Things hardly ever go as bad as we imagine them in our heads. You are an awesome person and you love your boyfriend. If you love your boyfriend then he must be a really awesome guy too. So you have nothing to worry about when it comes to introducing them to your family. Even if they do judge him remember that in the long run their opinion doesn't really matter. What's important is that you like him.

Also, I think it's really awesome that you know more than one language and you can be a translator. Don't be embarrassed about that. I know that's easier said than done though.

Maybe if you feel yourself getting a little bit overwhelmed you can excuse yourself and go to the bathroom. Go in there, splash some water on your face and take a few minutes to breathe and let yourself relax again.
 
If you feel yourself getting nervous and blushing, try to make a joke about it. Cracking a joke about embarrassing situations always helps me.
Good luck :)
 

sucettes

Well-known member
I can imagine what it's like to feel really worried about what your family is going to think about your boyfriend. I haven't ever had anything that serious but I have dated a couple guys and sometimes I think if I ever took him to meet my family that lives in another state, I would be afraid of how they would judge him and judge me.
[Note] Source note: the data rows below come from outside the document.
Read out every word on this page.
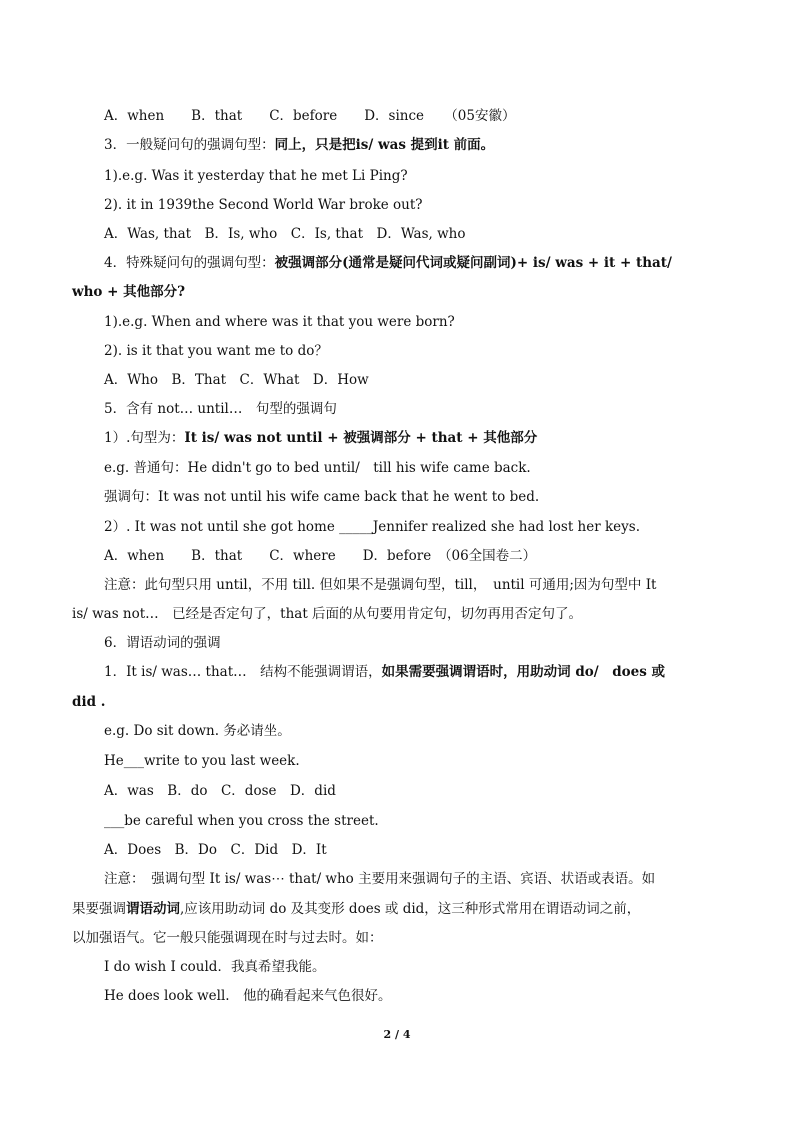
A．when　　B．that　　C．before　　D．since　　（05安徽）
3．一般疑问句的强调句型：同上，只是把is/ was 提到it 前面。
1).e.g. Was it yesterday that he met Li Ping?
2). it in 1939the Second World War broke out?
A．Was, that　B．Is, who　C．Is, that　D．Was, who
4．特殊疑问句的强调句型：被强调部分(通常是疑问代词或疑问副词)+ is/ was + it + that/
who + 其他部分?
1).e.g. When and where was it that you were born?
2). is it that you want me to do？
A．Who　B．That　C．What　D．How
5．含有 not… until…　句型的强调句
1）.句型为：It is/ was not until + 被强调部分 + that + 其他部分
e.g. 普通句：He didn't go to bed until/　till his wife came back.
强调句：It was not until his wife came back that he went to bed.
2）. It was not until she got home _____Jennifer realized she had lost her keys.
A．when　　B．that　　C．where　　D．before　（06全国卷二）
注意：此句型只用 until，不用 till. 但如果不是强调句型，till，　until 可通用;因为句型中 It
is/ was not…　已经是否定句了，that 后面的从句要用肯定句，切勿再用否定句了。
6．谓语动词的强调
1．It is/ was… that…　结构不能强调谓语，如果需要强调谓语时，用助动词 do/　does 或
did .
e.g. Do sit down. 务必请坐。
He___write to you last week.
A．was　B．do　C．dose　D．did
___be careful when you cross the street.
A．Does　B．Do　C．Did　D．It
注意：　强调句型 It is/ was⋯ that/ who 主要用来强调句子的主语、宾语、状语或表语。如
果要强调谓语动词,应该用助动词 do 及其变形 does 或 did，这三种形式常用在谓语动词之前，
以加强语气。它一般只能强调现在时与过去时。如：
I do wish I could．我真希望我能。
He does look well.　他的确看起来气色很好。
2 / 4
Things hardly ever go as bad as we imagine them in our heads. You are an awesome person and you love your boyfriend. If you love your boyfriend then he must be a really awesome guy too. So you have nothing to worry about when it comes to introducing them to your family. Even if they do judge him remember that in the long run their opinion doesn't really matter. What's important is that you like him.

Also, I think it's really awesome that you know more than one language and you can be a translator. Don't be embarrassed about that. I know that's easier said than done though.
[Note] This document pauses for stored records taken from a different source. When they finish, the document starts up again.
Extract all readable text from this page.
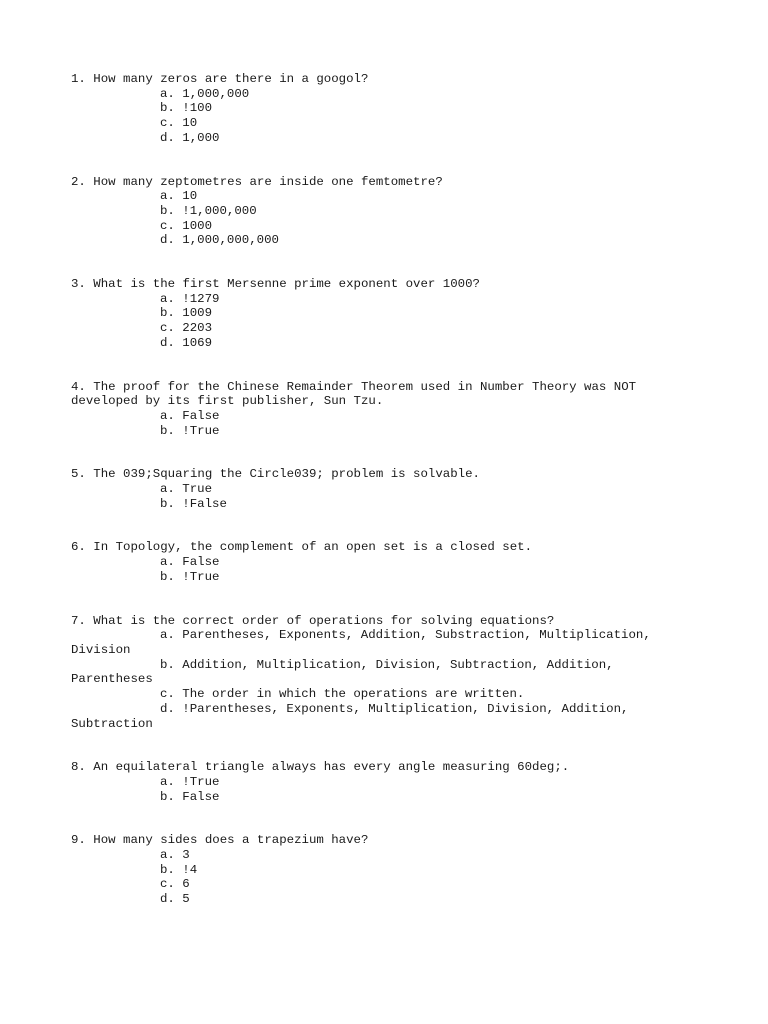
1. How many zeros are there in a googol?

a. 1,000,000

b. !100

c. 10

d. 1,000

2. How many zeptometres are inside one femtometre?

a. 10

b. !1,000,000

c. 1000

d. 1,000,000,000

3. What is the first Mersenne prime exponent over 1000?

a. !1279

b. 1009

c. 2203

d. 1069

4. The proof for the Chinese Remainder Theorem used in Number Theory was NOT developed by its first publisher, Sun Tzu.

a. False

b. !True

5. The 039;Squaring the Circle039; problem is solvable.

a. True

b. !False

6. In Topology, the complement of an open set is a closed set.

a. False

b. !True

7. What is the correct order of operations for solving equations?

a. Parentheses, Exponents, Addition, Substraction, Multiplication, Division

b. Addition, Multiplication, Division, Subtraction, Addition, Parentheses

c. The order in which the operations are written.

d. !Parentheses, Exponents, Multiplication, Division, Addition, Subtraction

8. An equilateral triangle always has every angle measuring 60deg;.

a. !True

b. False

9. How many sides does a trapezium have?

a. 3

b. !4

c. 6

d. 5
Maybe if you feel yourself getting a little bit overwhelmed you can excuse yourself and go to the bathroom. Go in there, splash some water on your face and take a few minutes to breathe and let yourself relax again.
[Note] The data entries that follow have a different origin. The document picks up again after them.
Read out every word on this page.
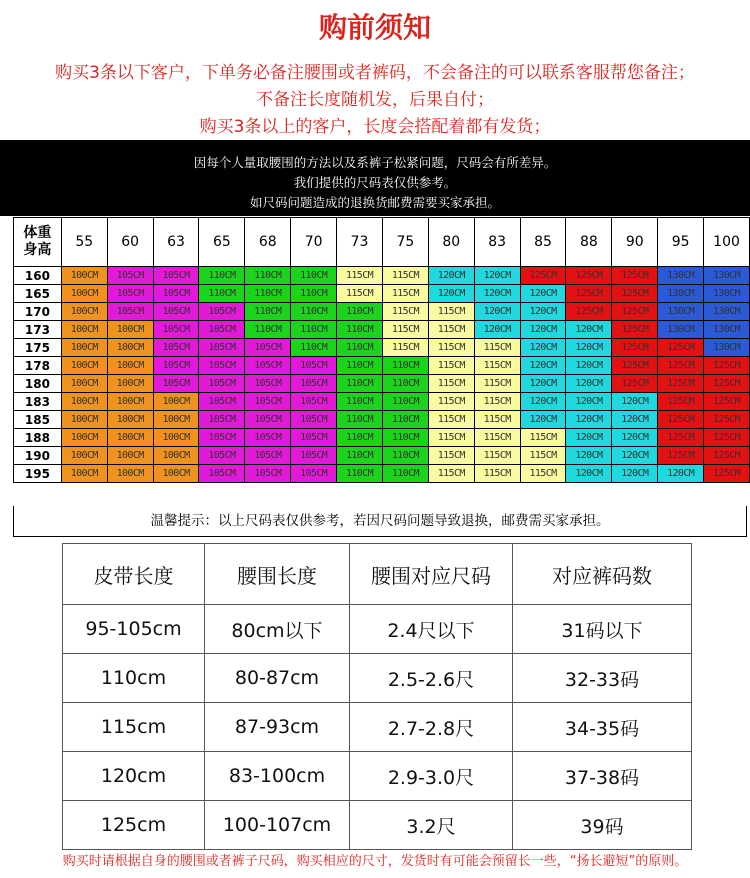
购前须知
购买3条以下客户，下单务必备注腰围或者裤码，不会备注的可以联系客服帮您备注；
不备注长度随机发，后果自付；
购买3条以上的客户，长度会搭配着都有发货；
因每个人量取腰围的方法以及系裤子松紧问题，尺码会有所差异。
我们提供的尺码表仅供参考。
如尺码问题造成的退换货邮费需要买家承担。
体重
身高	55	60	63	65	68	70	73	75	80	83	85	88	90	95	100
160	100CM	105CM	105CM	110CM	110CM	110CM	115CM	115CM	120CM	120CM	125CM	125CM	125CM	130CM	130CM
165	100CM	105CM	105CM	110CM	110CM	110CM	115CM	115CM	120CM	120CM	120CM	125CM	125CM	130CM	130CM
170	100CM	105CM	105CM	105CM	110CM	110CM	110CM	115CM	115CM	120CM	120CM	125CM	125CM	130CM	130CM
173	100CM	100CM	105CM	105CM	110CM	110CM	110CM	115CM	115CM	120CM	120CM	120CM	125CM	130CM	130CM
175	100CM	100CM	105CM	105CM	105CM	110CM	110CM	115CM	115CM	115CM	120CM	120CM	125CM	125CM	130CM
178	100CM	100CM	105CM	105CM	105CM	105CM	110CM	110CM	115CM	115CM	120CM	120CM	125CM	125CM	125CM
180	100CM	100CM	105CM	105CM	105CM	105CM	110CM	110CM	115CM	115CM	120CM	120CM	125CM	125CM	125CM
183	100CM	100CM	100CM	105CM	105CM	105CM	110CM	110CM	115CM	115CM	120CM	120CM	120CM	125CM	125CM
185	100CM	100CM	100CM	105CM	105CM	105CM	110CM	110CM	115CM	115CM	120CM	120CM	120CM	125CM	125CM
188	100CM	100CM	100CM	105CM	105CM	105CM	110CM	110CM	115CM	115CM	115CM	120CM	120CM	125CM	125CM
190	100CM	100CM	100CM	105CM	105CM	105CM	110CM	110CM	115CM	115CM	115CM	120CM	120CM	125CM	125CM
195	100CM	100CM	100CM	105CM	105CM	105CM	110CM	110CM	115CM	115CM	115CM	120CM	120CM	120CM	125CM
温馨提示：以上尺码表仅供参考，若因尺码问题导致退换，邮费需买家承担。
皮带长度	腰围长度	腰围对应尺码	对应裤码数
95-105cm	80cm以下	2.4尺以下	31码以下
110cm	80-87cm	2.5-2.6尺	32-33码
115cm	87-93cm	2.7-2.8尺	34-35码
120cm	83-100cm	2.9-3.0尺	37-38码
125cm	100-107cm	3.2尺	39码
购买时请根据自身的腰围或者裤子尺码，购买相应的尺寸，发货时有可能会预留长一些，“扬长避短”的原则。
Oh, thank you so much for the reply! I was starting to think that everyone here thought I was weird for feeling like this, lol. It's easier said than done, but I feel happy that I shared this because just to let it out might take the pressure off, at least a little bit. And the replies has a positive impact too. I like your idea about going to the bathroom. We'll see how it goes...

If you feel yourself getting nervous and blushing, try to make a joke about it. Cracking a joke about embarrassing situations always helps me.
Good luck :)

How could I make a joke about that?

I think that would be very hard for me, because blushing to me, is like the end of the world. I know that it sounds ridiculous but I hate it so much and it just make me feel awful. But I'm glad for any advice and thank you so much for the reply! :)
 

maiato

Banned
No it isn't at all! That kind of situation is kind of stressfull. Not just for you. But to your bf, to your parents to all. That's kind of normal. Imagine another person in your some seat. They always get anxious. Maybe cause ppl always need to feel approve fome others. So just leave that pression behind. Imagine the worst think that can happen? If it's blush, so be it! It will go away in a second. And no one will remember more. Dont try to think to much. Just act normally. I dont know if u already went on vacation. Hope is not to soon. If is just give us a feedback of it was. Good luck there!
 

sucettes

Well-known member
No it isn't at all! That kind of situation is kind of stressfull. Not just for you. But to your bf, to your parents to all. That's kind of normal. Imagine another person in your some seat. They always get anxious. Maybe cause ppl always need to feel approve fome others. So just leave that pression behind. Imagine the worst think that can happen? If it's blush, so be it! It will go away in a second. And no one will remember more. Dont try to think to much. Just act normally. I dont know if u already went on vacation. Hope is not to soon. If is just give us a feedback of it was. Good luck there!

Thank you for replying here :)

I have been on vacation now yes. It went better than I expected and I'm quite proud of myself. I did feel nervous at times but it wasn't as bad as I thought it would be so that's good. I still haven't met them all though and I don't know when we will go on vacation next. Again, thanks everyone for support. You have no idea how worried I was about this. But it's better now, thanks!